During the recent pandemic hundreds died isolated and alone in care homes. This is heart wrenching enough. The fact their families and friends were unable comfort let alone say goodbye to their loved ones in their final moments only compounds this sad chapter.
Gloria’s Law wants to make sure this never happens to anyone again.
Gloria’s Law is named after actress Ruthie Henshall’s mother. Ms Henshall was forced to watch her mother decline from the other side of a closed window in her care home.
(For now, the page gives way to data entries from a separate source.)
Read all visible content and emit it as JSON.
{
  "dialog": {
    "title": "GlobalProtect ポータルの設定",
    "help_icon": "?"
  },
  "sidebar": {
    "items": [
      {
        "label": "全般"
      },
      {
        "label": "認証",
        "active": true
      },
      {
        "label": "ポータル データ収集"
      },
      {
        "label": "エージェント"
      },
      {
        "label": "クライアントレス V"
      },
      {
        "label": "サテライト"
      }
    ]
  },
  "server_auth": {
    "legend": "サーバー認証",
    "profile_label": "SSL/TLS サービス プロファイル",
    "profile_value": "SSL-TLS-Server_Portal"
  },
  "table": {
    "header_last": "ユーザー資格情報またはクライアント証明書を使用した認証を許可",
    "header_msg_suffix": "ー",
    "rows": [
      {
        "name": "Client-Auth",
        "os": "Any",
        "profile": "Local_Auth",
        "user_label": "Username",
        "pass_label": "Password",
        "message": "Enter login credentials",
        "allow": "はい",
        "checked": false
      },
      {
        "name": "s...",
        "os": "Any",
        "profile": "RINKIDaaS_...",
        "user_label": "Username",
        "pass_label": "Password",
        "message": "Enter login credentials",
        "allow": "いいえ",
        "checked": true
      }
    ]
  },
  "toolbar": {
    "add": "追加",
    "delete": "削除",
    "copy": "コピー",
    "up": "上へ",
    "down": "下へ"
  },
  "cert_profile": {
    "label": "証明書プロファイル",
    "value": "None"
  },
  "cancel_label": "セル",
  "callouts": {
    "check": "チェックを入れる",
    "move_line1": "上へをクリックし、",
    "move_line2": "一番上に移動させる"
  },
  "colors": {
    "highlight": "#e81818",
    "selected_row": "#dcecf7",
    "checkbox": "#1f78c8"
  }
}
When she eventually persuaded the home to let her see her mother, they had next to no time left together.
The campaign has rightly caught the public eye. Celebrities including Stephen Fry, Martine McCutcheon, Russell T Davies, Jason Manford, Robson Green, Alice Beer, Hermione Norris, Denise Welch, Penny Smith, Colin McFarlane and Russell Watson have joined MPs and over 70 organisations to call for the new law. If successful, the law would herald a new legal right for people using health and care services that would guarantee them the support of a family carer. This carer would be available at all times, even during a pandemic.
Many of the families who experienced the harm of separation during Covid travelled to Westminster on the 6th of June to lobby in person for this new law to add their voice to the efforts of the 60 MPs who have already written to the Secretary of State to demand the new law is passed.
Politicians from all parties link up to press for Gloria’s Law
The date they chose was no coincidence. The rally coincided with Labour MP Dan Carden tabling a Ten Minute Rule Bill, the ‘Care Supporters Bill’. Mr Carden did so with the support of a coalition of Conservative MP Tracey Crouch, Liberal Democrat deputy leader Daisy Cooper, and Plaid Cymru Westminster Leader Liz Saville Roberts, a combination that shows this bill surpasses party loyalties.
Ahead of tabling the bill Mr Carden said:
“Campaign groups and their families should not still have to fight to see their loved ones in hospitals, care homes and other care settings. These are some of the most vulnerable people in our society – guidance has not and will not adequately protect their ability to spend time with those they hold dearest, as we have so often witnessed.
Families do not deserve any further delay; they have suffered enough. We must learn from the collective trauma of the coronavirus pandemic and bring in legislation. I cannot think of any other issue that has commanded such unanimous cross-party support – my Ten Minute Rule Bill would ensure that those who receive health and care services have the right to be accompanied by a care supporter. It is in the government’s hands now to put it into law.”
During the event, the Care Minister, Helen Whately MP, and Health Minister , Steve Barclay MP, heard directly from families about the severe harm caused by isolation in hospitals and care homes and was moving enough to prompt Ms Whately to promise she was “on the case” and commit to “sorting this out”.